Lee Young Jin, Jung Eun Joo, Lee Seung Heon, Lee Young-Min, Kim Bomi, Choi Seok Jin, Jeong Dae Hoon, Lee Hyun-Kyung
Division of Pulmonology, Department of Internal Medicine, Pusan Paik Hospital, Inje University College of Medicine, Busan, Korea.
Tuberc Respir Dis (Seoul). 2012 Jul;73(1):56-60. doi: 10.4046/trd.2012.73.1.56. Epub 2012 Jul 31.

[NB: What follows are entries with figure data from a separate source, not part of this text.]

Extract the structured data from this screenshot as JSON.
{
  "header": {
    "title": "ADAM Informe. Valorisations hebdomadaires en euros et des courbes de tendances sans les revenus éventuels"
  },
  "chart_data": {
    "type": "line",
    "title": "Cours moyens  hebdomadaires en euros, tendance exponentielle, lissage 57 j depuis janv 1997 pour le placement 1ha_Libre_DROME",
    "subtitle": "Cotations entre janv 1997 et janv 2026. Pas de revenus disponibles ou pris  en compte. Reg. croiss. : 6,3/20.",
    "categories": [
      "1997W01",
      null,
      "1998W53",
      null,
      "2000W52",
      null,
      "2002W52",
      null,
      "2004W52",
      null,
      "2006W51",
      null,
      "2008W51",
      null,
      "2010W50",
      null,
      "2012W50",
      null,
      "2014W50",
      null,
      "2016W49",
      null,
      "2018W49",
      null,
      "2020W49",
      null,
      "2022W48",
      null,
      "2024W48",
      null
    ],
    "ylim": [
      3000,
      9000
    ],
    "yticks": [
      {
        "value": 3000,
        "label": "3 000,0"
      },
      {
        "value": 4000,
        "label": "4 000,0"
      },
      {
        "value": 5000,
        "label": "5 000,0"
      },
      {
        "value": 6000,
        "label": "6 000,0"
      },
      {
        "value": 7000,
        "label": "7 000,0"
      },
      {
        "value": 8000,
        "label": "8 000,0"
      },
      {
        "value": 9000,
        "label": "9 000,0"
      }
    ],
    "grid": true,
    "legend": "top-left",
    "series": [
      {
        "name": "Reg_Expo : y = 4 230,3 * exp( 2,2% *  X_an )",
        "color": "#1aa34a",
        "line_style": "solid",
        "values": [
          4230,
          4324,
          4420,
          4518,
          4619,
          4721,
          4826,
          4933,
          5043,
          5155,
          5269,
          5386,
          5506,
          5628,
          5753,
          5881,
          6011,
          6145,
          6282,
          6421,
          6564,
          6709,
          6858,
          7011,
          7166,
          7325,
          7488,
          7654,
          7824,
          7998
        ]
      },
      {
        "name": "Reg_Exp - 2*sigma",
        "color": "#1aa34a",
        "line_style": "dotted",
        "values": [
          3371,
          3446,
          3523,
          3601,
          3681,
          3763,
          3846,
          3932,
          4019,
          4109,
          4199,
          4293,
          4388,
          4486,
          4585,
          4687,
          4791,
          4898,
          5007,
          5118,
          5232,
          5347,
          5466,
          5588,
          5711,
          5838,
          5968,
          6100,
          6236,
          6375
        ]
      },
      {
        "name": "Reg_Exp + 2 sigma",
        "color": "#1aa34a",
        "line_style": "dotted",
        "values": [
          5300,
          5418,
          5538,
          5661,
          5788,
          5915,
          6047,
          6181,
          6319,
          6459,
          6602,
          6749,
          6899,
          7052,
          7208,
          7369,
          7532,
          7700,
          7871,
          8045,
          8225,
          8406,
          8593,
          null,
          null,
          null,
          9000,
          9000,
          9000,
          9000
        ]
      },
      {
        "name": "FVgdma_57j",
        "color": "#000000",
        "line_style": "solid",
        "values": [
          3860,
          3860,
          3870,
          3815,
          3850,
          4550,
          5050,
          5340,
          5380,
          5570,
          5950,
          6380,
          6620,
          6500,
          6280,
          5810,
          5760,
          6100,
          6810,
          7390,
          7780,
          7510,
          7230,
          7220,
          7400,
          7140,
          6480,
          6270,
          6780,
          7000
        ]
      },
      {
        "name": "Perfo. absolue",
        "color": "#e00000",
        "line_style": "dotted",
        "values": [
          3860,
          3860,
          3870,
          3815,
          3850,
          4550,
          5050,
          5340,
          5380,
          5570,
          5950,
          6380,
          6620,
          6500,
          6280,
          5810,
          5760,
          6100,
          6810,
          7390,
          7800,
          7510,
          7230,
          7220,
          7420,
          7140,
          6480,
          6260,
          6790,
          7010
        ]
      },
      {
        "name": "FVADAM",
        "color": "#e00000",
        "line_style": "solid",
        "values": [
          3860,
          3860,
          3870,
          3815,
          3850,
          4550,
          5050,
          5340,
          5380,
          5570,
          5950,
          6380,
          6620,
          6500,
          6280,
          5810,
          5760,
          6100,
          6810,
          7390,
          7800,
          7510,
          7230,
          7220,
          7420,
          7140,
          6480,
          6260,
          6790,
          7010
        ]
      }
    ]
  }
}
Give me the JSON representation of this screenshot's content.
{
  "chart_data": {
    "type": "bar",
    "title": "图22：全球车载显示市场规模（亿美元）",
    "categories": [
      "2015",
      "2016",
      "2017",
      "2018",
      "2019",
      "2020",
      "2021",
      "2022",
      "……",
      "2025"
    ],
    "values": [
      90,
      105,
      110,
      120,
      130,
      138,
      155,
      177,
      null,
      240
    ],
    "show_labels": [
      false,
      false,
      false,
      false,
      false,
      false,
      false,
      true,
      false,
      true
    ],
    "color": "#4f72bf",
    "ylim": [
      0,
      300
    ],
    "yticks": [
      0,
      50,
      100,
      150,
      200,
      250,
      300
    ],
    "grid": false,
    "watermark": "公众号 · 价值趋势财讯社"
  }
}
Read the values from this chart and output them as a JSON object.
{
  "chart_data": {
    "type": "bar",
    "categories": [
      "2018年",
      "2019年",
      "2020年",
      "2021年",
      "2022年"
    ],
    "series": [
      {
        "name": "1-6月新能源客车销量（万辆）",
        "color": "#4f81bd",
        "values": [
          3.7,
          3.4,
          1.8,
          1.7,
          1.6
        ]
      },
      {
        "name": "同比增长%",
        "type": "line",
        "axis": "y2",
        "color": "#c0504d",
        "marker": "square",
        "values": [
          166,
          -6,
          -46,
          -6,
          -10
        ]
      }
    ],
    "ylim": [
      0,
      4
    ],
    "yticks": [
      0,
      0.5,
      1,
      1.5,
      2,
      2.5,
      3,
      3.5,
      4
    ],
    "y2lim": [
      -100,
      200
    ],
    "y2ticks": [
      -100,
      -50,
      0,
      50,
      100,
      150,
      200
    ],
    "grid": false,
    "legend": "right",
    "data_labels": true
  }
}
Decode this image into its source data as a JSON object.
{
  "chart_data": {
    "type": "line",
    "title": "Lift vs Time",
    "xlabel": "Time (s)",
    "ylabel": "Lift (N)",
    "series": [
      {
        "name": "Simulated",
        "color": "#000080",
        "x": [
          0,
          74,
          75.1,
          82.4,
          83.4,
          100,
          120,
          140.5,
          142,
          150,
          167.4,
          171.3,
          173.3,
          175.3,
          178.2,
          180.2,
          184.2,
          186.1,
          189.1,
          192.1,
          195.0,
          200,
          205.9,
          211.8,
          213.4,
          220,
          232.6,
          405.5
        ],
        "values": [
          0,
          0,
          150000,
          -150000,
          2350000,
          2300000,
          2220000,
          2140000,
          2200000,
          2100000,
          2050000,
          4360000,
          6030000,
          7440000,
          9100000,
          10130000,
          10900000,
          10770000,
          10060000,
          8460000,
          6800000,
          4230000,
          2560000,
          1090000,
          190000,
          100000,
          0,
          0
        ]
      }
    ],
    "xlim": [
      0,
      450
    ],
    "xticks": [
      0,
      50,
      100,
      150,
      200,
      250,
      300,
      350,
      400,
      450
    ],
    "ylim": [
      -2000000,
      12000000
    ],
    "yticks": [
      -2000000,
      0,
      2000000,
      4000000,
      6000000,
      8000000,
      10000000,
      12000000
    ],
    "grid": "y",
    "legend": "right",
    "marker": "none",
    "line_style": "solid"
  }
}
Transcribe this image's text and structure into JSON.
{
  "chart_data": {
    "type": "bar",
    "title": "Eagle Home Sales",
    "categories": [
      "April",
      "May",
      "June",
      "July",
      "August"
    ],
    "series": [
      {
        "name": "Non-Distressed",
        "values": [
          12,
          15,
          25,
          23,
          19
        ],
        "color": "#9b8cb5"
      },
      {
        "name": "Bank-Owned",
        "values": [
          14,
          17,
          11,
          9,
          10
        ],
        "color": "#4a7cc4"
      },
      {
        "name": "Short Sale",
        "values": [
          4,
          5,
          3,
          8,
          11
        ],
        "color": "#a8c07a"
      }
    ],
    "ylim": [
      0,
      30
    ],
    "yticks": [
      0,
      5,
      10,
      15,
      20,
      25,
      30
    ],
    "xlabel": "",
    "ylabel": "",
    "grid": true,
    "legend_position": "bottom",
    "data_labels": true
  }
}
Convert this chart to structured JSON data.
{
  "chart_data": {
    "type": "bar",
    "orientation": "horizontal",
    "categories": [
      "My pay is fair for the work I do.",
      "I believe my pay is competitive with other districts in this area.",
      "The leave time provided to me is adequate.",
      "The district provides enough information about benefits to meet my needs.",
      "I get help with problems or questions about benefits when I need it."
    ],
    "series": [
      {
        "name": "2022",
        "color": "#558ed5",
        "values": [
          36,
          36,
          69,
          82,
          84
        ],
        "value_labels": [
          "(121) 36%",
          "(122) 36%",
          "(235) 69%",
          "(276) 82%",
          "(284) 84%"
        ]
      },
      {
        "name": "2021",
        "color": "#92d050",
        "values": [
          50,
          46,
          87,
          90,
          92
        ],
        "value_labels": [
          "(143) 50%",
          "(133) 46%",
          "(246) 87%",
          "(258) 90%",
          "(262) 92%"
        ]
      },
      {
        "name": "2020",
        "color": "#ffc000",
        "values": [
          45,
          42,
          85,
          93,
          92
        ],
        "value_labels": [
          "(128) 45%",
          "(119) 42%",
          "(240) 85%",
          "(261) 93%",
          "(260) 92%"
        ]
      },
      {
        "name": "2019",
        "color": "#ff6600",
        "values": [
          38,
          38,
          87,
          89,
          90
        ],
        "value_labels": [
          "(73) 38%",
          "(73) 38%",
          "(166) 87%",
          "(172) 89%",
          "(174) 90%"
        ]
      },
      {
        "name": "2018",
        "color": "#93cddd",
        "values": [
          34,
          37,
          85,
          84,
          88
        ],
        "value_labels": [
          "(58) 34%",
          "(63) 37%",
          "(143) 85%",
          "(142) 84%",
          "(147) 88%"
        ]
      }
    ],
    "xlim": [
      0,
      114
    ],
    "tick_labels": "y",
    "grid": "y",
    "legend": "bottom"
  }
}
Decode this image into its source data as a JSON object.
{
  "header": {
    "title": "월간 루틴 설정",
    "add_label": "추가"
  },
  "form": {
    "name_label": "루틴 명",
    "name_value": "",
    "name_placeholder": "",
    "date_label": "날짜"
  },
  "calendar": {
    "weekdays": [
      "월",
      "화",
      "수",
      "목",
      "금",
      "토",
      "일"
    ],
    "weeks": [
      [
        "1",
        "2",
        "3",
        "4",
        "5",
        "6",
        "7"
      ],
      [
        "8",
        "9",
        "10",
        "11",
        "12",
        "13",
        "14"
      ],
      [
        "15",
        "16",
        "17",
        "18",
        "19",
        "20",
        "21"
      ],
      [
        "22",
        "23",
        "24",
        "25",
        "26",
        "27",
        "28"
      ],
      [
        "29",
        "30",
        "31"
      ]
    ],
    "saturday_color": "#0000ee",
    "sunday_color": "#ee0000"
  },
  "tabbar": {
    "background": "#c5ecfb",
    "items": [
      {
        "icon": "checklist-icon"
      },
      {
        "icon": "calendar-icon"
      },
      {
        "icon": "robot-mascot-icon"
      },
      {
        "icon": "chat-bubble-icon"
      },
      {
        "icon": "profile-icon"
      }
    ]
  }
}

A patient who has multiple lung masses with a history of malignancy in organs other than the lung is more likely to be diagnosed with metastatic rather than primary lung cancer. Rarely, metastatic cancer can coexist with primary. We experienced a case of concurrent diagnosis of primary small cell lung cancer and pulmonary metastasis of uterine malignant mixed Müllerian tumor (MMMT). The patient was a 52-year-old female with femur fracture and multiple lung masses with a history of an operation for uterine MMMT. The small cell lung cancer was diagnosed by bronchoscopic biopsy. The central lung mass decreased after chemotherapy for small cell lung cancer but multiple peripheral masses increased. A percutaneous biopsy for one of peripheral masses revealed metastatic uterine MMMT. We suggest that we have to consider the possible presence of concomitant malignancies of different origins in one organ especially with patients who had a history of malignancy in another organ.
一位有多个肺肿块且有肺外器官恶性肿瘤病史的患者,更有可能被诊断为转移性肺癌而非原发性肺癌。转移性癌症很少会与原发性癌症共存。我们遇到了一例同时诊断为原发性小细胞肺癌和子宫恶性混合性苗勒管肿瘤(MMMT)肺转移的病例。该患者是一名52岁女性,有股骨骨折和多个肺肿块,曾接受子宫MMMT手术。通过支气管镜活检诊断为小细胞肺癌。小细胞肺癌化疗后中央肺肿块缩小,但多个外周肿块增大。对其中一个外周肿块进行经皮活检显示为转移性子宫MMMT。我们建议,对于有其他器官恶性肿瘤病史的患者,尤其是在一个器官中,必须考虑可能存在不同起源的合并恶性肿瘤。